Innovative Water Rates

Congratulations to CWEE authors Dr. Loge, Dr. Spang, and Sara Miller for producing the American Water Works Association's (AWWA) 2016 Management and Leadership Division Paper of the year, "Consumption-based fixed rates: Harmonizing Water Conservation and Revenue Stability." published March 2015.

Read the center's two published journal articles on CBFR at the American Water Works Association website:
Consumption-based fixed rates: Harmonizing Water Conservation and Revenue Stability and
Implementing Consumption-Based Fixed Rates in Davis, Calif.

 

CWEE Director Frank Loge co-developed a water rate plan that offers strong conservation incentives to consumers while maintaining revenue stability for water utilities. Dubbed Consumption-Based Fixed Rates (CBFR), the new rate structure ties a water utility’s fixed and variable costs to fixed and variable revenue assessed based on consumers’ actual use of water.

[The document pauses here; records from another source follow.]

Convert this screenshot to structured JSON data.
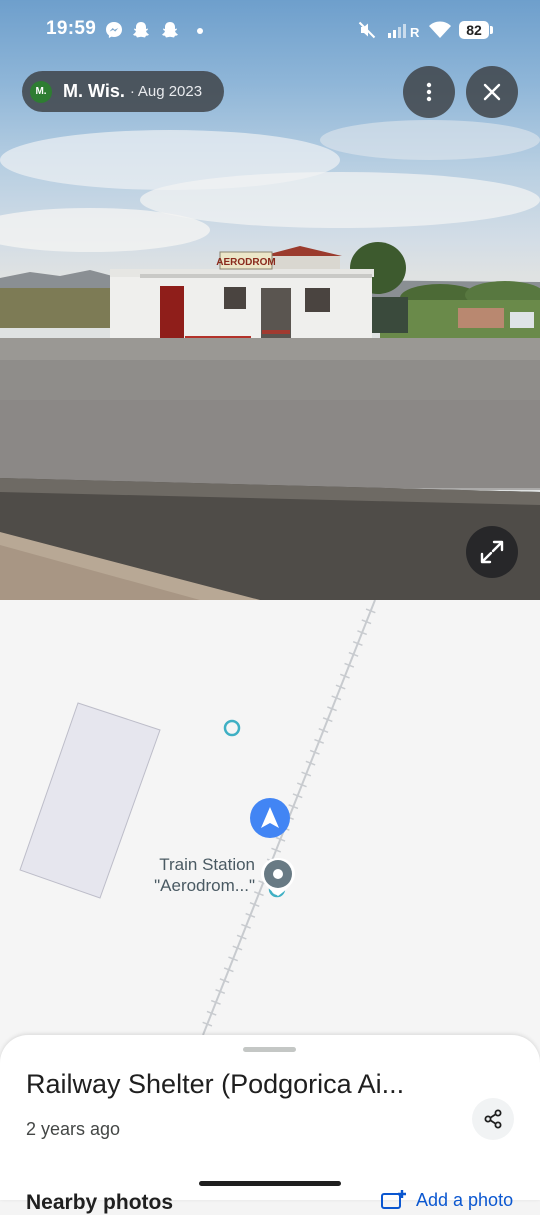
{
  "status_bar": {
    "time": "19:59",
    "battery": "82",
    "left_icons": [
      "messenger-icon",
      "snapchat-icon",
      "snapchat-icon"
    ],
    "right_icons": [
      "mute-icon",
      "signal-icon",
      "wifi-icon",
      "battery-icon"
    ]
  },
  "photo": {
    "author_initial": "M.",
    "author_name": "M. Wis.",
    "separator": "·",
    "date": "Aug 2023",
    "sign_text": "AERODROM",
    "avatar_color": "#2e7d32"
  },
  "map": {
    "pin_label": "Train Station \"Aerodrom...\"",
    "accent": "#4285f4",
    "pin_color": "#5f6c73",
    "marker_color": "#4db6c7"
  },
  "sheet": {
    "title": "Railway Shelter (Podgorica Ai...",
    "subtitle": "2 years ago",
    "next_section": "Nearby photos",
    "add_photo_label": "Add a photo"
  }
}
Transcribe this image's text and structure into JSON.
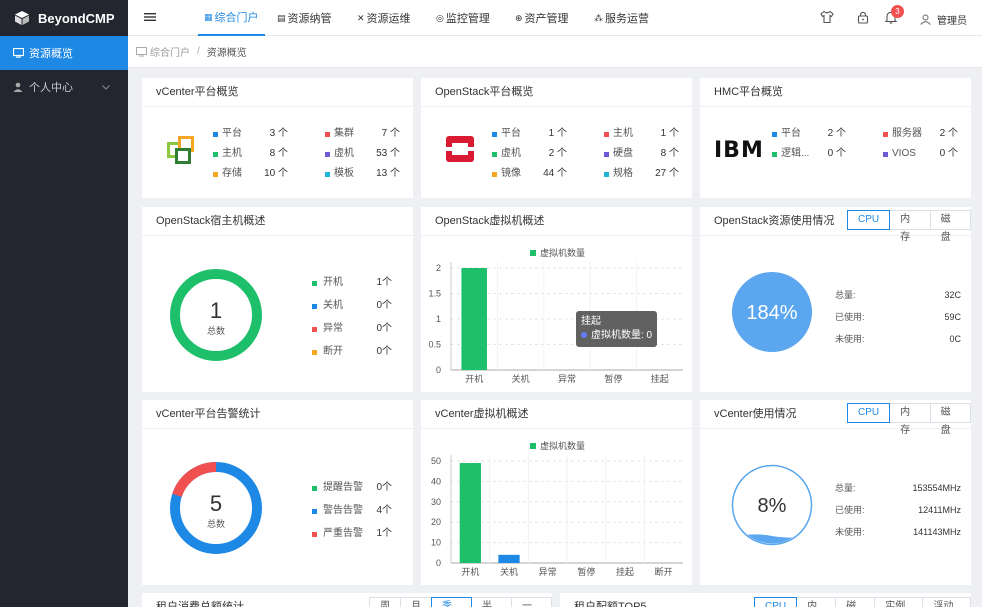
{
  "app": {
    "name": "BeyondCMP"
  },
  "sidebar": {
    "items": [
      {
        "label": "资源概览",
        "icon": "monitor-icon",
        "active": true
      },
      {
        "label": "个人中心",
        "icon": "user-icon",
        "active": false
      }
    ]
  },
  "topnav": {
    "tabs": [
      {
        "label": "综合门户",
        "icon": "grid-icon"
      },
      {
        "label": "资源纳管",
        "icon": "database-icon"
      },
      {
        "label": "资源运维",
        "icon": "tools-icon"
      },
      {
        "label": "监控管理",
        "icon": "monitor-icon"
      },
      {
        "label": "资产管理",
        "icon": "asset-icon"
      },
      {
        "label": "服务运营",
        "icon": "service-icon"
      }
    ],
    "notification_count": "3",
    "user": "管理员"
  },
  "breadcrumb": {
    "home": "综合门户",
    "separator": "/",
    "current": "资源概览"
  },
  "vcenter_overview": {
    "title": "vCenter平台概览",
    "stats": [
      {
        "label": "平台",
        "value": "3 个",
        "color": "#1e88e5"
      },
      {
        "label": "主机",
        "value": "8 个",
        "color": "#1dbf6a"
      },
      {
        "label": "存储",
        "value": "10 个",
        "color": "#f5a623"
      },
      {
        "label": "集群",
        "value": "7 个",
        "color": "#f05050"
      },
      {
        "label": "虚机",
        "value": "53 个",
        "color": "#6b5bd6"
      },
      {
        "label": "模板",
        "value": "13 个",
        "color": "#1fb5d6"
      }
    ]
  },
  "openstack_overview": {
    "title": "OpenStack平台概览",
    "stats": [
      {
        "label": "平台",
        "value": "1 个",
        "color": "#1e88e5"
      },
      {
        "label": "虚机",
        "value": "2 个",
        "color": "#1dbf6a"
      },
      {
        "label": "镜像",
        "value": "44 个",
        "color": "#f5a623"
      },
      {
        "label": "主机",
        "value": "1 个",
        "color": "#f05050"
      },
      {
        "label": "硬盘",
        "value": "8 个",
        "color": "#6b5bd6"
      },
      {
        "label": "规格",
        "value": "27 个",
        "color": "#1fb5d6"
      }
    ]
  },
  "hmc_overview": {
    "title": "HMC平台概览",
    "logo_text": "IBM",
    "stats": [
      {
        "label": "平台",
        "value": "2 个",
        "color": "#1e88e5"
      },
      {
        "label": "逻辑...",
        "value": "0 个",
        "color": "#1dbf6a"
      },
      {
        "label": "服务器",
        "value": "2 个",
        "color": "#f05050"
      },
      {
        "label": "VIOS",
        "value": "0 个",
        "color": "#6b5bd6"
      }
    ]
  },
  "os_host": {
    "title": "OpenStack宿主机概述",
    "total": "1",
    "total_label": "总数",
    "legend": [
      {
        "label": "开机",
        "value": "1个",
        "color": "#1dbf6a"
      },
      {
        "label": "关机",
        "value": "0个",
        "color": "#1e88e5"
      },
      {
        "label": "异常",
        "value": "0个",
        "color": "#f05050"
      },
      {
        "label": "断开",
        "value": "0个",
        "color": "#f5a623"
      }
    ]
  },
  "os_vm": {
    "title": "OpenStack虚拟机概述",
    "tooltip_title": "挂起",
    "tooltip_text": "虚拟机数量: 0"
  },
  "os_usage": {
    "title": "OpenStack资源使用情况",
    "tabs": [
      "CPU",
      "内存",
      "磁盘"
    ],
    "active_tab": "CPU",
    "percent_text": "184%",
    "percent": 184,
    "rows": [
      {
        "label": "总量:",
        "value": "32C"
      },
      {
        "label": "已使用:",
        "value": "59C"
      },
      {
        "label": "未使用:",
        "value": "0C"
      }
    ]
  },
  "vc_alarm": {
    "title": "vCenter平台告警统计",
    "total": "5",
    "total_label": "总数",
    "legend": [
      {
        "label": "提醒告警",
        "value": "0个",
        "color": "#1dbf6a"
      },
      {
        "label": "警告告警",
        "value": "4个",
        "color": "#1e88e5"
      },
      {
        "label": "严重告警",
        "value": "1个",
        "color": "#f05050"
      }
    ]
  },
  "vc_vm": {
    "title": "vCenter虚拟机概述"
  },
  "vc_usage": {
    "title": "vCenter使用情况",
    "tabs": [
      "CPU",
      "内存",
      "磁盘"
    ],
    "active_tab": "CPU",
    "percent_text": "8%",
    "percent": 8,
    "rows": [
      {
        "label": "总量:",
        "value": "153554MHz"
      },
      {
        "label": "已使用:",
        "value": "12411MHz"
      },
      {
        "label": "未使用:",
        "value": "141143MHz"
      }
    ]
  },
  "chart_data": [
    {
      "type": "bar",
      "title": "",
      "series": [
        {
          "name": "虚拟机数量",
          "values": [
            2,
            0,
            0,
            0,
            0
          ],
          "color": "#1dbf6a"
        }
      ],
      "categories": [
        "开机",
        "关机",
        "异常",
        "暂停",
        "挂起"
      ],
      "ylim": [
        0,
        2
      ],
      "yticks": [
        "0",
        "0.5",
        "1",
        "1.5",
        "2"
      ],
      "grid": true
    },
    {
      "type": "bar",
      "title": "",
      "series": [
        {
          "name": "虚拟机数量",
          "values": [
            49,
            4,
            0,
            0,
            0,
            0
          ],
          "colors": [
            "#1dbf6a",
            "#1e88e5",
            "#1dbf6a",
            "#1dbf6a",
            "#1dbf6a",
            "#1dbf6a"
          ]
        }
      ],
      "categories": [
        "开机",
        "关机",
        "异常",
        "暂停",
        "挂起",
        "断开"
      ],
      "ylim": [
        0,
        50
      ],
      "yticks": [
        "0",
        "10",
        "20",
        "30",
        "40",
        "50"
      ],
      "grid": true
    }
  ],
  "bottom": {
    "left_title": "租户消费总额统计",
    "left_tabs": [
      "周",
      "月",
      "季度",
      "半年",
      "一年"
    ],
    "left_active": "季度",
    "right_title": "租户配额TOP5",
    "right_tabs": [
      "CPU",
      "内存",
      "磁盘",
      "实例数",
      "浮动IP"
    ],
    "right_active": "CPU"
  }
}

Water utilities, especially those in California, are all too often finding themselves struggling to balance the competing objectives of ensuring stable revenue and promoting conservation. The most effective way to encourage conservation—raising the cost per unit of water delivered—ensures that when consumers do conserve, water utilities finds themselves with a revenue penalty in terms of unrealized sales, the only recourse being a rate increase for water customers. A water utility in this situation can neither invest in new efficiencies nor aggressively pursue ways to promote new efficiencies, for fear of financial shortfalls.

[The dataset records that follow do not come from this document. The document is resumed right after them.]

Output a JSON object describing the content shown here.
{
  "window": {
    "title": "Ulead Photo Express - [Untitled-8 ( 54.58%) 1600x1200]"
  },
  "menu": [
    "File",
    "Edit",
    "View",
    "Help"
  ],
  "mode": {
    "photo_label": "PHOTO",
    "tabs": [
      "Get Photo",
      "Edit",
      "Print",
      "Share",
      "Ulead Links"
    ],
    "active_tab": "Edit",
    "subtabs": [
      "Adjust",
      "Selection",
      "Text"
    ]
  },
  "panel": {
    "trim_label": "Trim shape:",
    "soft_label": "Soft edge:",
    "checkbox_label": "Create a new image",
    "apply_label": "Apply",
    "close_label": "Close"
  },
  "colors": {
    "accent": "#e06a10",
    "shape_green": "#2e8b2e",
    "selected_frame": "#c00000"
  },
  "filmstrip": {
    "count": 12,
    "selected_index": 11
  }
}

CBFR enables water utilities to promote water conservation without fear of revenue instability...and ensures that ratepayers’ costs are fairly allocated based directly on their water system use.

CWEE is working hard to eliminate this downward revenue spiral and provide a firm footing for “triple bottom line” conservation with Consumption-Based Fixed Rates (CBFR). Formulated by Frank Loge and others on the Davis Water Advisory Committee, CBFR enables water utilities to promote water conservation without fear of revenue instability. CBFR ensures that ratepayers’ bills are fairly allocated based directly on their water system use and that the water utility’s revenue stability is guaranteed no matter how aggressively its customers conserve. Because of these features, CBFR can be thought of as a good first step for many water agencies to embark on an aggressive program of water–energy conservation.

CBFR was adopted by the City of Davis’s City Council in 2013 and the new rate structure was scheduled to be put into full effect in January 2015. On June 3, 2014, however, Davis voters passed Measure P, which immediately repealed the CBFR rates and prompted the City Council to launch another water rate study and selection committee. Despite its adoption challenges in Davis, we believe that CBFR would still benefit both customers and utilities alike and continue to promote its innovative ideas.